How times have changed. These days, America’s biggest foreign creditor is unloading U.S. debt. And in a warning sign for the $13.9 trillion Treasuries market, Japan’s famously risk-averse money managers are giving little sense that an about-face is imminent, even as their new fiscal year is poised to bring a clean slate after a punishing stretch of losses.

This Bloomberg article correctly notes the basis swap, at least its history for once, and what seems in the mainstream to be still another transactional paradox. “The last time it was this cheap for Japanese investors to buy Treasuries and hedge away currency risk was two years ago, when they were piling in and pushing holdings to a record high.” And yet, here they are instead still selling them. Why?

(NOTE: the notes on the chart below are not mine and were included in the original article containing the chart).

When the premium was so negative all last year, why weren’t their “dollar” holders jumping all over it (a form of covered interest parity)? Now that it has been erased, why aren’t the Japanese jumping all over UST’s again? From the backwards world of Economics, these are going to ever be mysteries. From the perspective of a global “dollar” currency, and one that is credit-based, the “why” is actually quite simple even if the “how” isn’t.

It is very likely that Japanese banks are simply getting out of the “dollar” business, lightening their “dollar” footprint as much as possible because they simply aren’t going to remain on the wrong end of it forever. Banks and financial firms will take losses in especially monetary arrangements if there is some light at the end of the tunnel – meaning that you will be rewarded for your losses by the (assumed) tremendous opportunity the loss-leading monetary intentions create for you.

If we narrow it down to just Japan “dollars” and China, this position becomes quite reasonable. The Japanese might have been willing to continue supplying “dollars” to Chinese banks at an ever greater and more painful cost if only to be best situated for when China gets to recovering again. If you start to believe, however, that China may never actually do that, a total reassessment just might be required.

There are, of course, other factors, conduits, and methods to more comprehensively consider, but it makes for a compelling window into the past few months.
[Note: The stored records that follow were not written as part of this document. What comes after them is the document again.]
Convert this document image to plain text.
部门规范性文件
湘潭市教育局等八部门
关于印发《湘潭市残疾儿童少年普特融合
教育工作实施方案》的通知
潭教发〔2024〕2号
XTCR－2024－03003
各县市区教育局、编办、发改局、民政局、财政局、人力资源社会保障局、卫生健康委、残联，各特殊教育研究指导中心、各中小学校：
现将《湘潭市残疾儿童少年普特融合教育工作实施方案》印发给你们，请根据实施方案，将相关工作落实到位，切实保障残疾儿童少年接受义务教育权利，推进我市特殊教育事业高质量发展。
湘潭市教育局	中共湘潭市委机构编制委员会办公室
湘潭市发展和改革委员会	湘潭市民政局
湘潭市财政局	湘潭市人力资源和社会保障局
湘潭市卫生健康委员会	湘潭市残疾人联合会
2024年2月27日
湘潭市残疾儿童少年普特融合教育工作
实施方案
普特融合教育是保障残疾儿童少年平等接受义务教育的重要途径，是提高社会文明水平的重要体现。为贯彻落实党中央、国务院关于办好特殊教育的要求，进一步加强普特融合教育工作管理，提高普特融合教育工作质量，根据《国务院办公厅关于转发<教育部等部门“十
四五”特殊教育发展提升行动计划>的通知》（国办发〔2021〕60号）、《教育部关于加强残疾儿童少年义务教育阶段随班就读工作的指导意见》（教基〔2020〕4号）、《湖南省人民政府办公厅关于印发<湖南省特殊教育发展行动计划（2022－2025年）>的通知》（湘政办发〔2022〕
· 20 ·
Any transactional imbalance can be rebalanced from either side, supply or demand. In most cases when it comes to money, it is so often supply that is the variable required for the restoration of mainstream sense. But every so often it might also be demand. There was every reason to suspect that there “should” have been a supply side fix, from covered interest parity (the inviting size of the negative basis) to central bank means (both Japan as well as China, where the PBOC “sells” its own “UST’s” but to achieve opposite ends) but there isn’t much indication that would ever be the case; a likelihood that surely played a role in Japan suddenly “demanding” fewer “dollars.”

If this is correct, and I believe there are enough exposed pieces to conclude in this fashion, then it leaves the world in that much more of a weakened position (especially China, might that be why CNY missed its latest scheduled reckoning?). But that is how these things go, economy as well as money. Every one of these “dollar” events leads to reduction because participants realize that is the only realistic outcome. So long as central bankers remain staffed by Economists, looking at the world almost always backward, how could it go any different?

Furthermore, over the past year central bankers who once at least tried imprudent experimentation won’t even do that anymore after finally coming to terms with this depression. At least when they were foolishly willing to attempt whatever there was an outside chance that they might even by accident get something right. The world is, in my view, despite the rhetoric about “reflation”, starting to more fully come to terms with worldwide Japanification. Even the Japanese.